L’inflation dérape toujours
Au mois de mai, l’inflation est restée supérieure au taux cible de 2 %. Elle s’élevait à 3,2 % sur un an, à 2,4 % pour l’inflation hors énergie et à 3,5 % pour les services. Malgré tout, l’inflation sous-jacente (hors énergie et alimentation) reste, pour le moment, stable. Par ailleurs, la modération salariale semble de mise au sein de la zone euro. La hausse des salaires est anticipée à 2,6 % d’ici la fin de 2026, contre 3 % à la fin de 2025.
L’inflation anticipée par les ménages est désormais supérieure à 2 %. À l’horizon de trois ans, elle atteint 2,9 %, contre 2,6 % en janvier 2026. À l’horizon de cinq ans, l’inflation anticipée s’élève à 2,4 %. Les anticipations d’inflation sur les marchés financiers, mesurées par le swap d’inflation à dix ans, ont légèrement augmenté, passant de 2 % au début de 2022 à 2,2 % au 24 juin 2026.
Dans le même temps, la zone euro est confrontée à un ralentissement de son économie. La croissance du PIB de la zone euro, corrigée de l’Irlande dont les résultats sont très volatils, est stable depuis le début de 2025, à 0,2 % par trimestre. Au premier trimestre 2026, la zone euro a même enregistré un recul de son PIB de 0,2 %.

Une réaction quasi obligatoire de la Banque Centrale Européenne
La BCE a pour objectif prioritaire le maintien de l’inflation autour de 2 %. Elle a donc, dans ce contexte, opté pour un relèvement de ses taux directeurs de 25 points de base. Sa décision doit être analysée à l’aune de la précédente vague inflationniste, lors de laquelle elle avait tardé à réagir. Cette augmentation de 25 points de base vise à indiquer aux investisseurs sa volonté de ne pas laisser s’enclencher une nouvelle vague inflationniste. La BCE espère, sans nul doute, que ce relèvement aura un effet dissuasif. Ne pas relever les taux revenait à prendre le risque d’une stagflation.

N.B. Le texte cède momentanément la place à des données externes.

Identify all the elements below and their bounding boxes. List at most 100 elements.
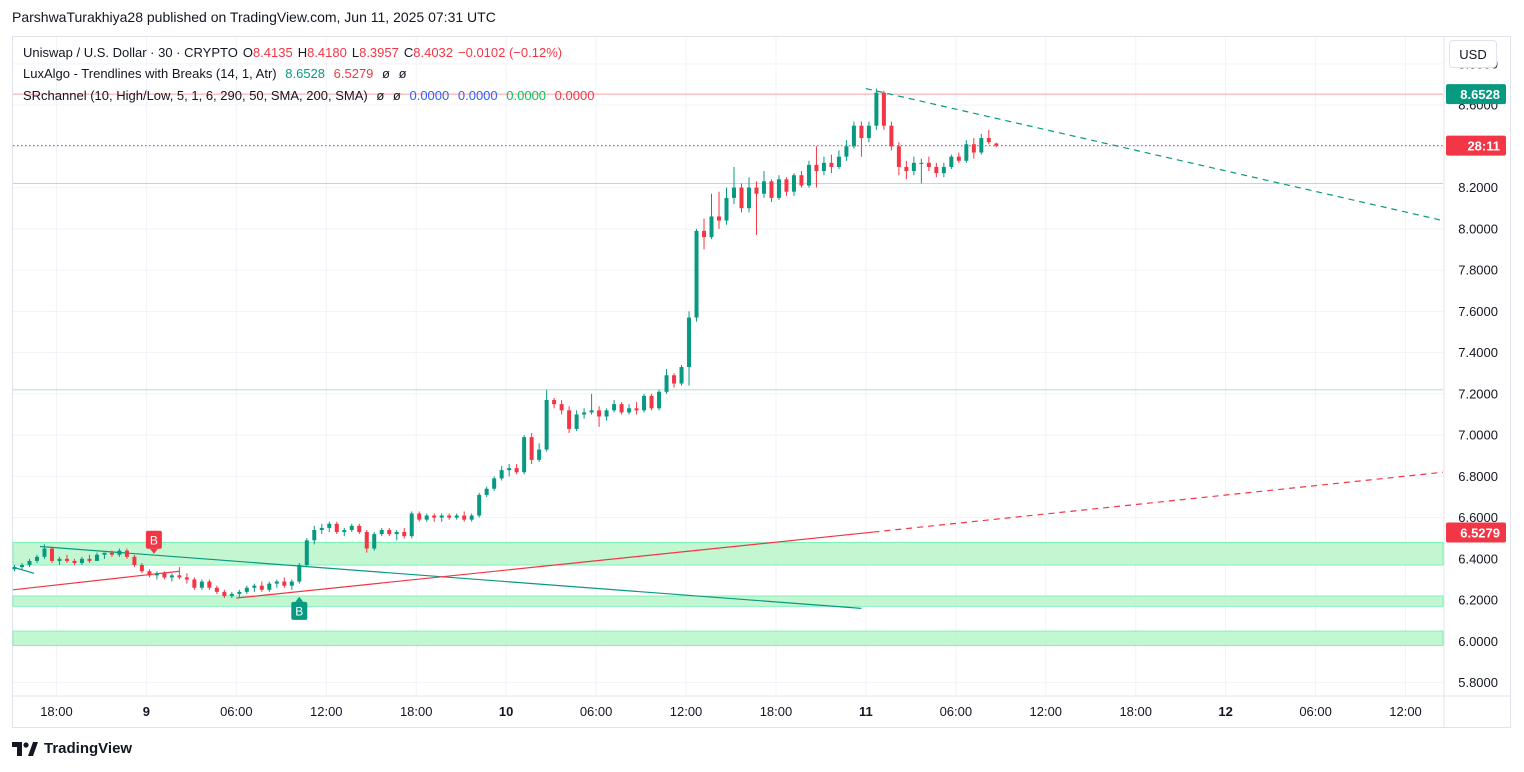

L’augmentation des taux directeurs a été critiquée en raison de ses effets probables sur l’économie. Elle intervient au moment même où le taux d’investissement recule. L’Europe souffre d’un sous-investissement chronique, avec, à la clé, l’absence de gains de productivité. Le taux d’investissement des entreprises est passé de 12,5 % à 11,6 % du PIB entre 2022 et 2026. La productivité est stable depuis 2017 et n’a augmenté que de 8 % depuis 2010. La hausse des taux d’intérêt pèsera sur l’investissement et accentuera les tendances récessionnistes.
Compte tenu de la faiblesse des gains de productivité et de la faible progression de la main-d’œuvre, le taux de chômage n’augmente pas, ou peu, en Europe. Il est stable autour de 6 % de la population active depuis trois ans, malgré la faible croissance. Une hausse des taux directeurs pourrait avoir peu d’influence sur l’évolution de la masse salariale. Pour obtenir une remontée du taux de chômage et freiner les hausses de salaires, et donc l’inflation, la politique monétaire devrait être plus restrictive.
Si la réouverture du détroit d’Ormuz est confirmée, le prix du pétrole devrait redevenir bas. Il s’établissait à 73 dollars le baril le 24 juin 2026, contre un pic de 120 dollars en mars-avril 2026. Le cours du baril est ainsi revenu, fin juin, autour de 70 dollars, contre plus de 110 dollars durant les hostilités. Cette baisse du prix du pétrole conduira à une diminution du coût de l’énergie, induisant un ralentissement de l’inflation. De ce fait, la hausse des taux directeurs pourrait rapidement devenir inutile. La Banque centrale américaine a, pour sa part, opté pour le statu quo et n’a pas relevé ses taux en juin, malgré une inflation de 4 %.
Les critiques à l’encontre de la BCE sont néanmoins exagérées. Sa décision a eu peu d’effets sur l’évolution des taux de crédit et des taux obligataires. L’investissement des entreprises recule avant tout en raison des incertitudes et non du niveau des taux d’intérêt. La signature du protocole de paix entre les États-Unis et l’Iran, ainsi que la baisse des cours de l’énergie, devraient améliorer le climat économique et conduire à une reprise des investissements.